Friday, July 16, 2021

Serendipitous sum rules

Today I shall report that I am rather more positive than I was, about the second "wrong" idea in the previous post. The reason is that the sum of all the masses in a multiplet, is a quite natural item to appear in a sum rule! So the relation would be, that the sum of the masses of the charged leptons, considered as a multiplet of a flavor or family symmetry, equals the sum of the neutron and proton masses, with the neutron and proton to be considered as an isospin doublet. 

What I still lack is a mechanism. I believe that (for example, in the linear sigma model), nucleon mass can be regarded as originating in the spontaneous breaking of chiral symmetry. Meanwhile, the Higgs-yukawa interactions in the standard model give the fermions their masses, once electroweak symmetry breaking occurs; so one might consider models in which chiral symmetry breaking triggers electroweak symmetry breaking (something which might also explain the order-of-magnitude similarity between the QCD scale and the Fermi scale). 

On the other hand, since the variations among the fermion masses derive from the yukawas, it might seem that the relevant symmetry-to-be-broken is the family symmetry, not the electroweak symmetry... Then there are other hints, like obtaining electroweak symmetry by gauging part of chiral symmetry (something which is formally common in chiral perturbation theory, I think), and the Rivero idea that the leptons are Goldstone fermions, superpartners of mesons. 
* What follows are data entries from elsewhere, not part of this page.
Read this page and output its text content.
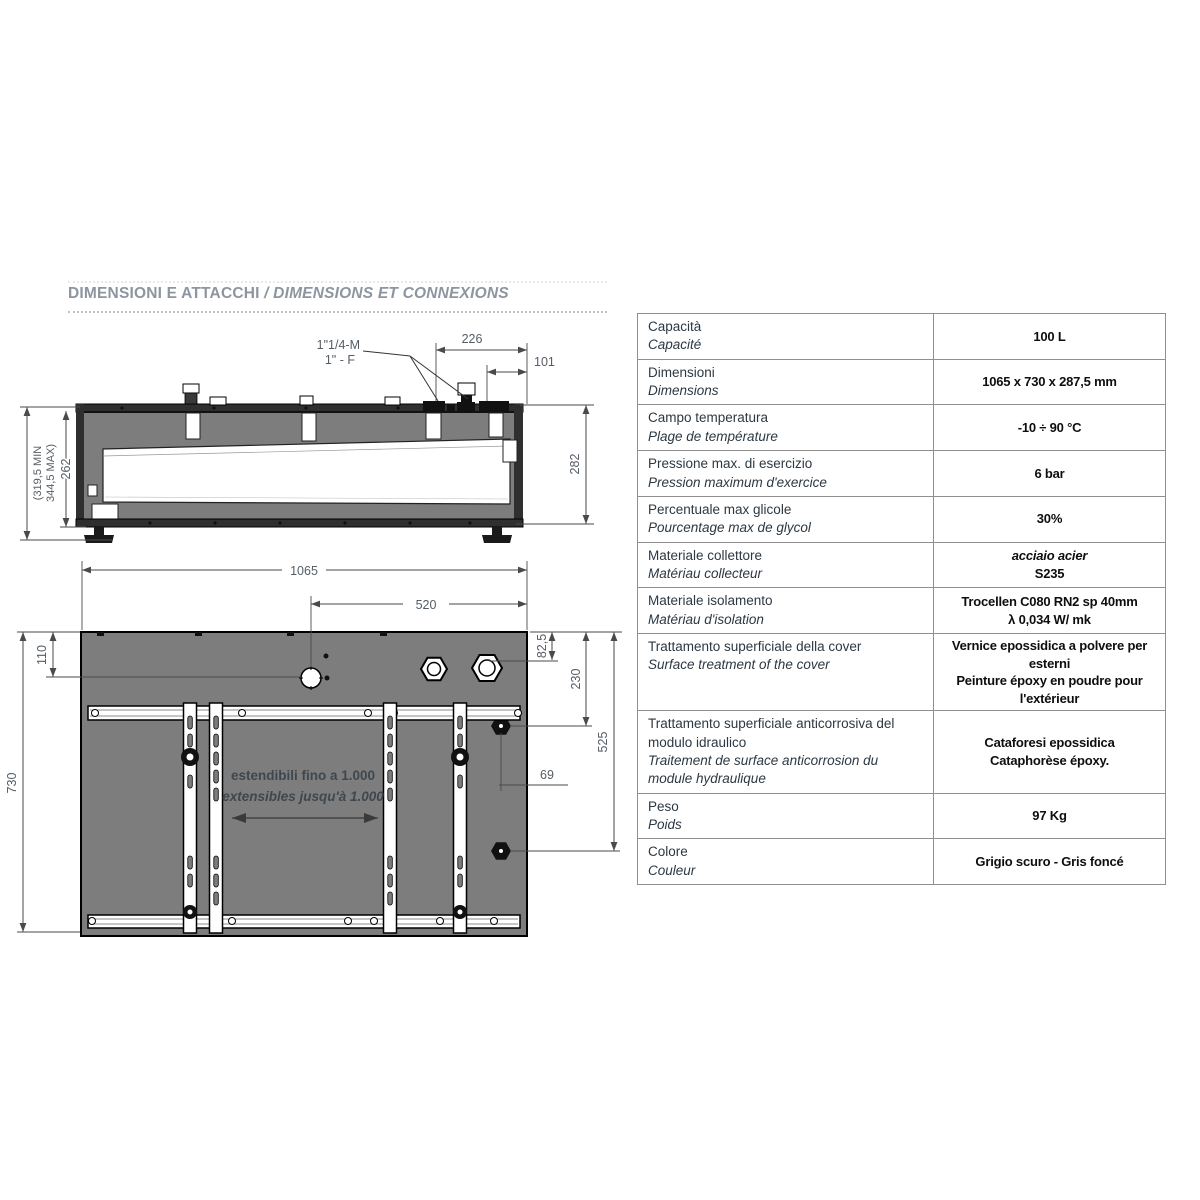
DIMENSIONI E ATTACCHI / DIMENSIONS ET CONNEXIONS
1"1/4-M
1" - F
226
101
282
262
(319,5 MIN 344,5 MAX)
estendibili fino a 1.000
extensibles jusqu'à 1.000
1065
520
110
730
82,5
230
525
69
Capacità
Capacité
100 L
Dimensioni
Dimensions
1065 x 730 x 287,5 mm
Campo temperatura
Plage de température
-10 ÷ 90 °C
Pressione max. di esercizio
Pression maximum d'exercice
6 bar
Percentuale max glicole
Pourcentage max de glycol
30%
Materiale collettore
Matériau collecteur
acciaio acier
S235
Materiale isolamento
Matériau d'isolation
Trocellen C080 RN2 sp 40mm
λ 0,034 W/ mk
Trattamento superficiale della cover
Surface treatment of the cover
Vernice epossidica a polvere per esterni
Peinture époxy en poudre pour l'extérieur
Trattamento superficiale anticorrosiva del modulo idraulico
Traitement de surface anticorrosion du module hydraulique
Cataforesi epossidica
Cataphorèse époxy.
Peso
Poids
97 Kg
Colore
Couleur
Grigio scuro - Gris foncé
In other news, I will mention that snarxiv.org tweeted out a fictitious paper whose content is serendipitously close to other things I have been thinking about. The very first posts on this blog were discussions of snarxiv papers, and if there was nothing else to blog about, I might have talked more about "Special Lagrangian Branes Wrapped on the Moduli Space of Squashed Lens Spaces". But I'll save that for another time.